Originally Posted By: Finah
If OM is so great she should want everyone to know how great and happy her and OM are


This one I noticed. She has already informed her family about him, but I don't believe that most of her friends know. What I've found intriguing is that her FB is strangely quiet these days when she used to be very active. No mention of OM has been made there. Also, her old pics are on her profile, all of which include the two of us (including an album full of our wedding pics). If she was really adamant about OM, those pics would be off of there in a heartbeat.

Originally Posted By: Finah
She is wayward man, nothing out of her mouth will make sense and believe absolutely none of it.


I have had to remind myself of this often-quoted mantra. As enticing as it is to take her words at face value, nearly ALL of her actions and words have smacked heavily of someone who wants badly to feel like she's sure she knows what she's talking about but really doesn't. She has been all over the place for months. I will keep this in mind once more.

Originally Posted By: Finah
You are all ready in LRT mode........you don't have anything to lose. Either you are going to let this A die out in a couple years.....expecting your totally WW to come to her senses.......or start fighting for what you want.....

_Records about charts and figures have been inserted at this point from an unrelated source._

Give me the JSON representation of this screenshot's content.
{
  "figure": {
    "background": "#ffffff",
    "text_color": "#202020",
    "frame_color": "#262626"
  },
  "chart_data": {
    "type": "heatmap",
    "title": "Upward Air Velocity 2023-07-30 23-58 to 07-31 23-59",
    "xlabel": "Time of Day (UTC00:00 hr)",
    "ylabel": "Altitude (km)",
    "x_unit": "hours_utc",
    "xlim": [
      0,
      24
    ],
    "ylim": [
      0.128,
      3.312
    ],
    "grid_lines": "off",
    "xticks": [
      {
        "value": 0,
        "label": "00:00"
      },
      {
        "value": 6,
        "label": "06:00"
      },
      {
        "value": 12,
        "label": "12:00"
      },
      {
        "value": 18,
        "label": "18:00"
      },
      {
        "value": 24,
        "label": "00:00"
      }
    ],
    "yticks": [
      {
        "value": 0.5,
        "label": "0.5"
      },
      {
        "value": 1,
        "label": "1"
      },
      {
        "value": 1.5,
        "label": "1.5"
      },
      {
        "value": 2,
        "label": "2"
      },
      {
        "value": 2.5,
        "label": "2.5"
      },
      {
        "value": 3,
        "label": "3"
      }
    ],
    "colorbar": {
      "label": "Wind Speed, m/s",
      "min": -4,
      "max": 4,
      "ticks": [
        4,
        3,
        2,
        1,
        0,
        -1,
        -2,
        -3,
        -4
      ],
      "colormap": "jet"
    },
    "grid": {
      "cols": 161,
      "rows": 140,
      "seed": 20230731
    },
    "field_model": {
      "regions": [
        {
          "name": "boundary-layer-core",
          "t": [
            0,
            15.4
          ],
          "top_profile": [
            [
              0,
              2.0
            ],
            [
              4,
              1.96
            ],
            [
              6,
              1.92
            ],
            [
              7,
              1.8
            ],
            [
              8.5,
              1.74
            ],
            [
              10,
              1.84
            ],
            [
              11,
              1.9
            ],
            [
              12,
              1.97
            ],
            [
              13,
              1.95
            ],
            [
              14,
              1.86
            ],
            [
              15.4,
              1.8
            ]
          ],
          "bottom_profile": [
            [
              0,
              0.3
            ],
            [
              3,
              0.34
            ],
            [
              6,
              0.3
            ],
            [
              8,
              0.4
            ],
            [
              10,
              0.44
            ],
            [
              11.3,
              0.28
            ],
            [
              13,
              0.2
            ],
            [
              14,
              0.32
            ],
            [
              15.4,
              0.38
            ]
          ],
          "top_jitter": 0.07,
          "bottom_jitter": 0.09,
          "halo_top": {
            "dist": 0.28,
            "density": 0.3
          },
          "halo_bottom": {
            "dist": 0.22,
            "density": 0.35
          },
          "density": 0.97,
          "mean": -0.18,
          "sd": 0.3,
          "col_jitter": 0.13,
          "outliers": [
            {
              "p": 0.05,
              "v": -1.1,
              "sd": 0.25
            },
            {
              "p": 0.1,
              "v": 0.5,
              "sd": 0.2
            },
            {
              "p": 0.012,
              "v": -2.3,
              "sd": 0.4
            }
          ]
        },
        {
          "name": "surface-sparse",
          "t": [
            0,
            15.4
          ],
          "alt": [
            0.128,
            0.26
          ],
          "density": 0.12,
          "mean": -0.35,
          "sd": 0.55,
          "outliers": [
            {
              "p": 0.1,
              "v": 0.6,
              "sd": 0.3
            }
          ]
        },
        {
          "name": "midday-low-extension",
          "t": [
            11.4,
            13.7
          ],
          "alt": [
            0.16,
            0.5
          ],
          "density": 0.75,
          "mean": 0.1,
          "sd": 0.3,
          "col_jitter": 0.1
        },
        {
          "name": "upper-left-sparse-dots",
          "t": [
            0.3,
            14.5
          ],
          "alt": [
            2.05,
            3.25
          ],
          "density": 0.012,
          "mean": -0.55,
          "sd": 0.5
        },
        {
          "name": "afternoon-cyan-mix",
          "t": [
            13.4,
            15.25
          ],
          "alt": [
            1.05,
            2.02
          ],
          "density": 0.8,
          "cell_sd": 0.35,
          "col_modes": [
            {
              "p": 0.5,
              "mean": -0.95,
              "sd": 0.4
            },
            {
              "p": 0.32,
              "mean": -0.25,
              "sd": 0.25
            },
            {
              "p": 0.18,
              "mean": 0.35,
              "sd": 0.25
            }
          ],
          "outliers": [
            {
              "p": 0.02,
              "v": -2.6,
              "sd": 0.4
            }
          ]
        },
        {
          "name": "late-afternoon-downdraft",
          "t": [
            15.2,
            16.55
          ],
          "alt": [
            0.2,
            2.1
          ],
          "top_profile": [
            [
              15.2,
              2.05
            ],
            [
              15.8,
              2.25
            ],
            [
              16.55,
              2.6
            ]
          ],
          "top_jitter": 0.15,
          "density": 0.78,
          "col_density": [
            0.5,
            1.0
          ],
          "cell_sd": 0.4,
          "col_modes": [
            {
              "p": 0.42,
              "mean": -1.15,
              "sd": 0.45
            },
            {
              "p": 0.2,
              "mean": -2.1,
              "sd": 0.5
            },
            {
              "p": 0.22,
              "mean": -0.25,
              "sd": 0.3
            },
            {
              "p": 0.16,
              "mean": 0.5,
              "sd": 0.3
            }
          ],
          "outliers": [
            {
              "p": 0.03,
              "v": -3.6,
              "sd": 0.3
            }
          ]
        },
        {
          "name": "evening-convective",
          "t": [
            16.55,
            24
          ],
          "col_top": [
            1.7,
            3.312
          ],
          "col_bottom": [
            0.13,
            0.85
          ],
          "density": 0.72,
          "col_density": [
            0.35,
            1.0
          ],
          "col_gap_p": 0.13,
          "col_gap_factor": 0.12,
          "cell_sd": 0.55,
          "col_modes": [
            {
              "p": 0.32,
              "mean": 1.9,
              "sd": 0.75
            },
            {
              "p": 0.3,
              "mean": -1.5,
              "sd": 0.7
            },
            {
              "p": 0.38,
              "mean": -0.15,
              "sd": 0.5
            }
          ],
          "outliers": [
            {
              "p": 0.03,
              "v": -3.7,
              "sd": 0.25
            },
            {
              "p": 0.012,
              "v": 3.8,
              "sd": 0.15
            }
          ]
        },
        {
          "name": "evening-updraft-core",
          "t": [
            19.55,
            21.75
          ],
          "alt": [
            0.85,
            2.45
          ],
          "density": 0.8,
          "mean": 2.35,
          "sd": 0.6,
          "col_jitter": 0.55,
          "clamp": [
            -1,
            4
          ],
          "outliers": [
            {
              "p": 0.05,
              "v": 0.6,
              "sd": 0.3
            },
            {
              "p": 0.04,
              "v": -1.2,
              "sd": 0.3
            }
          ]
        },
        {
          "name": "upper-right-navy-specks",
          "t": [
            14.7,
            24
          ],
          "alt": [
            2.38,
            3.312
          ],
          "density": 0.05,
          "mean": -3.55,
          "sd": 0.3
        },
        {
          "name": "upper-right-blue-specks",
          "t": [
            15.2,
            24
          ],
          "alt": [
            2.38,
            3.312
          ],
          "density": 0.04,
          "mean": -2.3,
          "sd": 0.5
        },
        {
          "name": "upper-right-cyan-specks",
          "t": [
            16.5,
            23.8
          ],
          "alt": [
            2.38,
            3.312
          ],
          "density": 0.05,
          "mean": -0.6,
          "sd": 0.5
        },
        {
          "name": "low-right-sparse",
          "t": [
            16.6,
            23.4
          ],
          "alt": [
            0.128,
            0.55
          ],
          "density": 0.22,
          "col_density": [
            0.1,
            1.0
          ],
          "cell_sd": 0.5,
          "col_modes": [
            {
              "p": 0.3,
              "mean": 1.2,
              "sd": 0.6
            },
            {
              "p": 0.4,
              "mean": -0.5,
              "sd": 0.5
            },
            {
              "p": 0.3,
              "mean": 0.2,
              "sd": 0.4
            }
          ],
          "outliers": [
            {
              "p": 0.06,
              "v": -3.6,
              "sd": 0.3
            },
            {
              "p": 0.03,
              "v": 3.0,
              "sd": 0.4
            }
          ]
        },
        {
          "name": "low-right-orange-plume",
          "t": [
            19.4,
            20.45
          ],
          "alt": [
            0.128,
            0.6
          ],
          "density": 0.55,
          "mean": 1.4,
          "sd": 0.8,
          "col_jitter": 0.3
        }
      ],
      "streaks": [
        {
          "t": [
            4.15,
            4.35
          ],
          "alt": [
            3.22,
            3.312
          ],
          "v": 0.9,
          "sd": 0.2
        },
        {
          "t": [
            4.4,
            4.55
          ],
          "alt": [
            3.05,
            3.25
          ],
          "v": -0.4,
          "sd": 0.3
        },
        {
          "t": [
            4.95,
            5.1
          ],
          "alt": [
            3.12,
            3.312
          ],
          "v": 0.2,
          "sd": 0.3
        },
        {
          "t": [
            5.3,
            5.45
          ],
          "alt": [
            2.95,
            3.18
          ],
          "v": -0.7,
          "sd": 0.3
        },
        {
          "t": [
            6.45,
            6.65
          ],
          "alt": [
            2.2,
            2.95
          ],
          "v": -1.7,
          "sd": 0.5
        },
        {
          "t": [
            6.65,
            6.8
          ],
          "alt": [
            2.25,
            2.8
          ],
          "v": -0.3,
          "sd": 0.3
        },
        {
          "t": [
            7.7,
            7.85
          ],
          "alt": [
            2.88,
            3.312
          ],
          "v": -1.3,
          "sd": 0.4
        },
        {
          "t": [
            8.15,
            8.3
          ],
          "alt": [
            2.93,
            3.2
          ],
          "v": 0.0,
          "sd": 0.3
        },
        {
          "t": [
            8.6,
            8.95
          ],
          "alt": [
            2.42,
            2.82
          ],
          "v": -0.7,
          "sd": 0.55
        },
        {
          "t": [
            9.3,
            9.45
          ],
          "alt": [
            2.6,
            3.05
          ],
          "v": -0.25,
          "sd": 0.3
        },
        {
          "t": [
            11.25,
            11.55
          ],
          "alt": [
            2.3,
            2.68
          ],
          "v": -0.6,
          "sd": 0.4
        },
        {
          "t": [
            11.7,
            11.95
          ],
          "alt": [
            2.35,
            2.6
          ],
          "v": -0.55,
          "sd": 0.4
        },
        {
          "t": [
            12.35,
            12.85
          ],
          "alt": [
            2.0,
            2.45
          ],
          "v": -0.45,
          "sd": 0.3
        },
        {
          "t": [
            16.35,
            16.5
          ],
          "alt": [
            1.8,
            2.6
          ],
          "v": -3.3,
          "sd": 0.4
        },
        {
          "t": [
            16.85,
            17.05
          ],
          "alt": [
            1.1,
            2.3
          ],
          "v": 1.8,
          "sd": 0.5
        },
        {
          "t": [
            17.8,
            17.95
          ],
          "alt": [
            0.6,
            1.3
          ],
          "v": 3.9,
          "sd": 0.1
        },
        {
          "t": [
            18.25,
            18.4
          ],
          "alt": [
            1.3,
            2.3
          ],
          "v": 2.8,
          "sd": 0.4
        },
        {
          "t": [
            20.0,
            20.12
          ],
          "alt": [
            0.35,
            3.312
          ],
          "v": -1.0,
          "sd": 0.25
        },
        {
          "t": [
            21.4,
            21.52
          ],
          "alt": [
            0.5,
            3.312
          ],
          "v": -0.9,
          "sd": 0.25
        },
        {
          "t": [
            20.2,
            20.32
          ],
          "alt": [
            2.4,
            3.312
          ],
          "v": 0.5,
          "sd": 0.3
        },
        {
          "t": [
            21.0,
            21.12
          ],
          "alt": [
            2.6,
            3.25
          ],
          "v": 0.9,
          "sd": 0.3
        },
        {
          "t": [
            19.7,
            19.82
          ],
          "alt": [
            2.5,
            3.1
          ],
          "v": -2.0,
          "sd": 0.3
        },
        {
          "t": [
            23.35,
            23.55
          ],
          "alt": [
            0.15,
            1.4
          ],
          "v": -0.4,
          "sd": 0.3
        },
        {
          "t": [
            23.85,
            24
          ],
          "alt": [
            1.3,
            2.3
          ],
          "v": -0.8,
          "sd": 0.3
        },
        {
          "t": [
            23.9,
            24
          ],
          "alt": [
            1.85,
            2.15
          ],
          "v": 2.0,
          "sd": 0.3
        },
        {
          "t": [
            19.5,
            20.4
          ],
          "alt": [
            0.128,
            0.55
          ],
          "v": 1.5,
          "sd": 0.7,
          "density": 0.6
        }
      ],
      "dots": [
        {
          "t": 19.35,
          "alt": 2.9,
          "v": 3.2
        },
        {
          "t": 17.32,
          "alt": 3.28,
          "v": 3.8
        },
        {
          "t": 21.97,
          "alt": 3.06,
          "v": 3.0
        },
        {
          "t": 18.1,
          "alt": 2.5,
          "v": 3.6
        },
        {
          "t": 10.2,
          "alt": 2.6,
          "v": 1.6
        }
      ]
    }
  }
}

Like I said, I don't think that this is the route that I'm going to take. Even Michele strongly advises against it, and who better to know than the Top DB-er? Michele says that most affairs die out in less than six months, and I believe that my W's A will be much the same. Honestly, her and OM have nothing in common. She has affaired-down big-time. She is probably stuck in the "lollipops and rainbows" phase of "love." Plus, it sounds like he's a huge jerk who is only showing her want she wants to see so he can stay with her and get some. The best thing I can do is go dark on her and allow her A to get starved of emotional support, friendship....you know, all of the important things about an R that she's been calling ME for. It's not my job to work this all out for her. It's hers. That's why I'm dropping the rope and focusing on me instead.

Originally Posted By: KML
As for what she has told you about OM - S and M, really??? Ick. I think that just tells you something about how whacked she is right now. And I suspect her comment about his equipment may not even be true, just designed to hurt you - we already know she's capable of spewing the nastiest stuff. Don't get sucked in.


She told me early on that she saw this kind of sex as being "healing" to her in regards to her sexual trauma. For most of our R, my W didn't even like most regular vanilla sex. She had heavy flashbacks and vaginal pain, so we went for several years with very little sexual contact. I see her A as a misguided attempt to "regain" her sexuality. I just feel hurt that she convinced herself that she couldn't regain it with me...

Also, the sex comments didn't seem designed to hurt me. She explained his "largeness" as being mostly irrelevant and once described sex with him as "eh..." It was like she was treating me like one of her GFs rather than her ex-husband. It was incredibly bizarre. From the sounds of it, she still wants to treat me like one of her GFs. Not gonna happen anymore, though.

Originally Posted By: Chaos
Yes, it may make R more difficult. On the other hand you feel like you are being compelled to lie and deceive people who care about you. Thats also cr@ppy.


Therein lies my dilemma...

Originally Posted By: Chaos
Sometimes its about learning how to surf the waves.. you recognize those thoughts as thoughts, those emotions as emotions.. feel them deeply without telling yourself any new stories about it.


Great advice.

Originally Posted By: Chaos
Do you think causing her pain will bring you relief from your own suffering?

Why does it hurt you that she believes something?

Do you believe it, too?


Don't worry, these feelings are nothing that I would ever act on. Causing her suffering would not make me feel any better. In addition, I hear that WAWs who have A's many times secretly struggle, even if it doesn't look like it on the outside. I guess the reason that it hurts is that my perception has always been way too wrapped up into HER perception of events. So when she makes this thing out like it's a good thing for her and I was the one who pushed her into it, it often causes me to feel as though that's all true (even though I don't believe it at heart...it just messes with my sense of reality...)


Us: mid-20s
T: 5.5 yrs
M: 2 yrs
S + OM: 6/21/11
Legally S'd: 9/9/11

In this life, you have a limited amount of mental currency. You get what you pay for, so spend it wisely.